Con i pittori nelle paludi pontine #11

Giovanni Costa detto Nino - Le paludi Pontine

Giovanni Costa detto Nino - Le paludi Pontine

Giovanni Costa detto Nino costa è autore di un olio su tavola di cm. 40×76 dal titolo “Paludi Pontine”. E’ una ulteriore testimonianza cha va ad arricchire il catalogo on-line realizzato da pontiniaweb realtivo agli artisti che hanno rappresentato o si sono ispirti alle atmosfere ed alle sensazioni che suscitavano le paludi pontine ante bonifica.
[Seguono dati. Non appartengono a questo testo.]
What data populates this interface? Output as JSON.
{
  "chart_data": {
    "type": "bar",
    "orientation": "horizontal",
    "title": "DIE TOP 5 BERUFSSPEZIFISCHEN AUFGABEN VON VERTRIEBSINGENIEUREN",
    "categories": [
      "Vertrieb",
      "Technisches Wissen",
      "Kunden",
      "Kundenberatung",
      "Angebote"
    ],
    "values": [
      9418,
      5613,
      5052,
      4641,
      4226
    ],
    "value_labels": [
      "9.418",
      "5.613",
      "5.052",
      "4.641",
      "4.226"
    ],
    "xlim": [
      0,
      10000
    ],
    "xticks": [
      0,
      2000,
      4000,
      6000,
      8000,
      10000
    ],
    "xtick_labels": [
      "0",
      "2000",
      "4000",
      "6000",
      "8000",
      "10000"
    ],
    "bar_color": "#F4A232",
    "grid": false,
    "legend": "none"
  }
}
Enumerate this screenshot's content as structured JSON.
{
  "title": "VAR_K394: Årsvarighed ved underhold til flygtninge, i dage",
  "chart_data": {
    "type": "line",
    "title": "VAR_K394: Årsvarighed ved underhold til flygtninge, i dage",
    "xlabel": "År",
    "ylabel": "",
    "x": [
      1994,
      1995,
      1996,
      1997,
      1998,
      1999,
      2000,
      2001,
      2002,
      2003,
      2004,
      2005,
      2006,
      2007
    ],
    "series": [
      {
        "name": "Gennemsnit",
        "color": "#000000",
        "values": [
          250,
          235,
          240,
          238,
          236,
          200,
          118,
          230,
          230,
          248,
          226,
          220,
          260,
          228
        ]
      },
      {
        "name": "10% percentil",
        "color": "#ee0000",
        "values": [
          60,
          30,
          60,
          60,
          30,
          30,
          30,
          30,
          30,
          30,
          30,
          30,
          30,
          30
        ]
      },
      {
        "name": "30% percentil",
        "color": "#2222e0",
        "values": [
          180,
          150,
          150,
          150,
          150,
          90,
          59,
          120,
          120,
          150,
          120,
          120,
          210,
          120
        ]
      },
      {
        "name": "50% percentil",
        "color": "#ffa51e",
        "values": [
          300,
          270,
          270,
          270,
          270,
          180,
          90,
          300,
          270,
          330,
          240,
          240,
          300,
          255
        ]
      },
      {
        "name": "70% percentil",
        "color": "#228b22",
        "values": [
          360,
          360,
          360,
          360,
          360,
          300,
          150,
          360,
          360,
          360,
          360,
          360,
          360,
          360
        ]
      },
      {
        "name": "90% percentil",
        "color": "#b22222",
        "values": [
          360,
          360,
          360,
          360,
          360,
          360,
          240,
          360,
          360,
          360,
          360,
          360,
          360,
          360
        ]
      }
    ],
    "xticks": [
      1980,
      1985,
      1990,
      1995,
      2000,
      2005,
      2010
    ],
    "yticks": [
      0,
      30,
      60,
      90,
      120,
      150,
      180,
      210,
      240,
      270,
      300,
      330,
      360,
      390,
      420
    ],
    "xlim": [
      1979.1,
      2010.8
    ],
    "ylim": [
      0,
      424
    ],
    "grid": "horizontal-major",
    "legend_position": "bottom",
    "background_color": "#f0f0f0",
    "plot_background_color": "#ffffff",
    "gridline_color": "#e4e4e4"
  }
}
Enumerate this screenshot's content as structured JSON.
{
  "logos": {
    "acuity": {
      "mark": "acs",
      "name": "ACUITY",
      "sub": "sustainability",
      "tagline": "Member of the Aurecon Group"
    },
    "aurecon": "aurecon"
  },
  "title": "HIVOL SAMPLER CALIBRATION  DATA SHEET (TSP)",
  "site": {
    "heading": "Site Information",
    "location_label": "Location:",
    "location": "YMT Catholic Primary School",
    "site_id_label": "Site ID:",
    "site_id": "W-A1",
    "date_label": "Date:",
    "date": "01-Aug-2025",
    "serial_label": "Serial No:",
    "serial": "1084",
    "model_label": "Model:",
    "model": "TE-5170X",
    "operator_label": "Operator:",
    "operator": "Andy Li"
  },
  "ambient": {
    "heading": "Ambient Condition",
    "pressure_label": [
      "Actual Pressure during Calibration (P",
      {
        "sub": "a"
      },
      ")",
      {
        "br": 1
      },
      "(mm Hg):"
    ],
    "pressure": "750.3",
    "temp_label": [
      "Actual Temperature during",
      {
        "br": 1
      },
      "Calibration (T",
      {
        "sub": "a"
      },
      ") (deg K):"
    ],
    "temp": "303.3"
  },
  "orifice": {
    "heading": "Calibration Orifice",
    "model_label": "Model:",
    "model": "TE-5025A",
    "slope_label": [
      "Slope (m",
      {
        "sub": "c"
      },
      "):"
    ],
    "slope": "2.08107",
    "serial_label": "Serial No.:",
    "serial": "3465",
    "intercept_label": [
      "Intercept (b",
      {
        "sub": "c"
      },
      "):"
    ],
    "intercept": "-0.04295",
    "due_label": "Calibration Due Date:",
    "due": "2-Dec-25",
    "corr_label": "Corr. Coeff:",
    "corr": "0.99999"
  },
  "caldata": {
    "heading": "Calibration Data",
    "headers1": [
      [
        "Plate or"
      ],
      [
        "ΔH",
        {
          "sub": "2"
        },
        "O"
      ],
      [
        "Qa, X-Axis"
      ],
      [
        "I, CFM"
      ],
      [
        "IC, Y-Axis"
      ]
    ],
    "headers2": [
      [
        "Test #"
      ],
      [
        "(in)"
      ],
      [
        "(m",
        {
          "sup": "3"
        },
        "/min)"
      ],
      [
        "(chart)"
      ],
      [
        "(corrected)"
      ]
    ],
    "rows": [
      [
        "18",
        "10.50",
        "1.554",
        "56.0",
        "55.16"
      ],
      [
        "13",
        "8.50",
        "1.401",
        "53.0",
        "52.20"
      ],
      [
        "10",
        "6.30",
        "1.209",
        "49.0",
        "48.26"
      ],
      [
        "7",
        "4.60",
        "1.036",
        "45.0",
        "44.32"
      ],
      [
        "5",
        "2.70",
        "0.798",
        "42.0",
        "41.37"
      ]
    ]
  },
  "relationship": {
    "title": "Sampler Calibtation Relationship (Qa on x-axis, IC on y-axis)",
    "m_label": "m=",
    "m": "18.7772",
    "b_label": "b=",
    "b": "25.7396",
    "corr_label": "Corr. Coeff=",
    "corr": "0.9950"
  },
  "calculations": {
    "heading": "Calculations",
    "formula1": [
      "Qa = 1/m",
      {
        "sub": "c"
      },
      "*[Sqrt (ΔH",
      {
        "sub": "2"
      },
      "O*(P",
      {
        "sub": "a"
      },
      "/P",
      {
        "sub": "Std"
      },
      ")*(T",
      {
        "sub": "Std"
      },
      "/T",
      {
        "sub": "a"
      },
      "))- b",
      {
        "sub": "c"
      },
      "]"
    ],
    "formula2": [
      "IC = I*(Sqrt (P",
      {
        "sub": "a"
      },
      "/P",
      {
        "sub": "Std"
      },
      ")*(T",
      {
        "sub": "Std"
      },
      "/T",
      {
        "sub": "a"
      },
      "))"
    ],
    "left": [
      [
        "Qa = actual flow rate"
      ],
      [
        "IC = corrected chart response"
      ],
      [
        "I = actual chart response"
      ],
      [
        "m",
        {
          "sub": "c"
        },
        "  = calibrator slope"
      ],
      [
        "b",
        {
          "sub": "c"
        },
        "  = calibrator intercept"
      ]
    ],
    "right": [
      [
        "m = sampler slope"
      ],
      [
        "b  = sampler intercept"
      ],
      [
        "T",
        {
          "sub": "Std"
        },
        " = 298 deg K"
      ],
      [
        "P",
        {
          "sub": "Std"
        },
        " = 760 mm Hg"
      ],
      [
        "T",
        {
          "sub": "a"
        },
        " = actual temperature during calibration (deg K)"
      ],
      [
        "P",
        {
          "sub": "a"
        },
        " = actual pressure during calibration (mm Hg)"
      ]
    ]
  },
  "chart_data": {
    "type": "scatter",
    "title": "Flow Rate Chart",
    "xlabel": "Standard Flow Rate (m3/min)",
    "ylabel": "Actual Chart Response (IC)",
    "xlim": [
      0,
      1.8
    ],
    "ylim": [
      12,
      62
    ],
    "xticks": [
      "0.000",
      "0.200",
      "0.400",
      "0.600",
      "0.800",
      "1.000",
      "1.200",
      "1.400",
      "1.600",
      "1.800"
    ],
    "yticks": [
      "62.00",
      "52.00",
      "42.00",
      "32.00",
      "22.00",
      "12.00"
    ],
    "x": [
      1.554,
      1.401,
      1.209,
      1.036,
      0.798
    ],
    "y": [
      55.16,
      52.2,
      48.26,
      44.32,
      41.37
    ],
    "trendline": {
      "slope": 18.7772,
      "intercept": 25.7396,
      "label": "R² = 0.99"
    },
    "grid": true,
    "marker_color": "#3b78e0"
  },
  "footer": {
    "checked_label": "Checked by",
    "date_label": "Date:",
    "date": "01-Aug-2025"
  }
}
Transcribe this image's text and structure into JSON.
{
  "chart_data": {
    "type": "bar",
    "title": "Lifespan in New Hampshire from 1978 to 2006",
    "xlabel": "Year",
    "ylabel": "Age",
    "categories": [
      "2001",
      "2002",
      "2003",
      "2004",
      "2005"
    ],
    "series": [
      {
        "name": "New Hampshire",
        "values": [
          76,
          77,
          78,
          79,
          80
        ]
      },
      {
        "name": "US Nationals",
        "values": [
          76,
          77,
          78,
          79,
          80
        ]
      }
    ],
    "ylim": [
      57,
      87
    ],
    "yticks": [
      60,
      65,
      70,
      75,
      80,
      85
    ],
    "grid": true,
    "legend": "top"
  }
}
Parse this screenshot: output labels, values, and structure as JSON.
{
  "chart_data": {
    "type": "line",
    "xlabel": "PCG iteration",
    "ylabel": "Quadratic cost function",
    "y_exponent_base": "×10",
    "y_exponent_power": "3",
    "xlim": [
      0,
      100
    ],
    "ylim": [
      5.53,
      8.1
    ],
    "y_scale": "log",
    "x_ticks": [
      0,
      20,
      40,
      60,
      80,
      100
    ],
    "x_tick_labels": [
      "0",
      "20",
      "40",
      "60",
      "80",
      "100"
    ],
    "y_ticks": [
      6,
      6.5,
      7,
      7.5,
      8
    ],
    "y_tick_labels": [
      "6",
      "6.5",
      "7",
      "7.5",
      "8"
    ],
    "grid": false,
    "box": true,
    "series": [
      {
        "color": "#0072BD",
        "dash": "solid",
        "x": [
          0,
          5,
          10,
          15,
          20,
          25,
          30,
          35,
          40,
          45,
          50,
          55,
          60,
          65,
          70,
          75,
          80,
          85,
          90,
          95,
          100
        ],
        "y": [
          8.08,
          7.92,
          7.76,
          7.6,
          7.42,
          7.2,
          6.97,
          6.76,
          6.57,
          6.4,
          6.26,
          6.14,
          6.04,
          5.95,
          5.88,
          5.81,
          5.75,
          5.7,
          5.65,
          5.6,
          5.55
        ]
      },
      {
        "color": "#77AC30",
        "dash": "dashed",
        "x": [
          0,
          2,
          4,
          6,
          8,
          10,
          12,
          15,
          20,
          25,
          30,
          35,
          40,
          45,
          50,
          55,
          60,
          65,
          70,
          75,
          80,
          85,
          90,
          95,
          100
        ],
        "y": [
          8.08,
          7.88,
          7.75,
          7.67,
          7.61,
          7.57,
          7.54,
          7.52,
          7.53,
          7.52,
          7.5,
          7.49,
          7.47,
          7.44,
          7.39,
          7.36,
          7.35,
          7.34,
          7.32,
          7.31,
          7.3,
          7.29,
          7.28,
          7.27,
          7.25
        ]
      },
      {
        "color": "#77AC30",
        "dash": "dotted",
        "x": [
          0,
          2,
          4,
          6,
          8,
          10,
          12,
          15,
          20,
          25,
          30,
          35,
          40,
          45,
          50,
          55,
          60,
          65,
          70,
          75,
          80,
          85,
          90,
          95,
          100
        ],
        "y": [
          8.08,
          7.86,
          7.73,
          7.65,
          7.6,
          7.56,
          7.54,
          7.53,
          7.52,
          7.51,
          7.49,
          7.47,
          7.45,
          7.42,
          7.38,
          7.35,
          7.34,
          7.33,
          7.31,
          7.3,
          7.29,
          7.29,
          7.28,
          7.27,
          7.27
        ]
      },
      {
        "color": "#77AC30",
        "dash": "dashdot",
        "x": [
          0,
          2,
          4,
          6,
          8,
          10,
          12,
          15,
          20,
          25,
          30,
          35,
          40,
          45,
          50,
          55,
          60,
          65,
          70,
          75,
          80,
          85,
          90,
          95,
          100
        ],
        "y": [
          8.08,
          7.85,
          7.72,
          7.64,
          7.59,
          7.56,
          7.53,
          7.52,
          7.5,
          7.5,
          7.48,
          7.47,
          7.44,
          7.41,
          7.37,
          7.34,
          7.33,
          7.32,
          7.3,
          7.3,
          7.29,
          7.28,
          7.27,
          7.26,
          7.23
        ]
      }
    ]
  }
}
La tavola rappresenta uno scorcio del limitare delle paludi pontine come si evince dalle colline e dalla vegetazione rada tutt’altro che intricata rappresentata, invece, da altri artisti che hanno rappresentato gli ambienti e le atmosfere evocative di quell’ambiente selvaggio ed ostile delle paludi pontine prima dell’avvento della bonifica idraulica integrale.L’opera, risalente alla metà del 1800, coincide con la permanenza di Costa nel Lazio quando, “nel 1848, durante il breve idillio politico fra i patrioti italiani e il papa Pio IX, si arruola nella Legione Romana e combatte nel Veneto. Tornato a Roma dopo l’infelice esito della guerra, riprende a studiare pittura col Massabò; ma costituitasi la Repubblica Romana, dopo la fuga del papa a Gaeta, riprende le armi, difendendo la città dai francesi e militando nello stato maggiore di Garibaldi. Caduta la repubblica, per sfuggire alla ritorsione pontificia, Nino Costa si rifugia all’Ariccia, e comincia a dipingere in campagna dal vero, spingendosi fino alla Sabina, e, in direzione opposta, verso Albano e il mare.

Giovanni Costa detto Nino - Le paludi Pontine

Giovanni Costa detto Nino - Le paludi Pontine

E’ in questa libera attività ispirata alla bellezza ora selvaggia, ora idillica del paesaggio laziale, che si forma il linguaggio personale, luminoso e realistico della sua pittura, per spiegare il quale occorre supporre, accanto alle sue doti innate, la conoscenza di quanto era già stato realizzato a Roma dalla vivace colonia di artisti internazionali, dai pensionaires francesi di villa Medici, ai Danesi, ai tedeschi, o ai pittori scandinavi e dei Paesi Bassi, come Pitloo, Vervloet e Dahl, che Costa potè meglio conoscere, loro stessi o le loro opere, recandosi, come fece, a disegnare e a dipingere a Napoli e in Campania. All’Ariccia invece fu certamente in contatto con la Colonia tedesca, e, fra l’altro, dovette incontrarsi attorno alla metà del secolo anche con BÖcklin. Ultimo, ma fondamentale incontro per gli sviluppi futuri della sua carriera fu quello con Leighton e con il Mason, due artisti inglesi che, specie il primo, furono il grande tramite fra Nino Costa e il mondo anglosassone.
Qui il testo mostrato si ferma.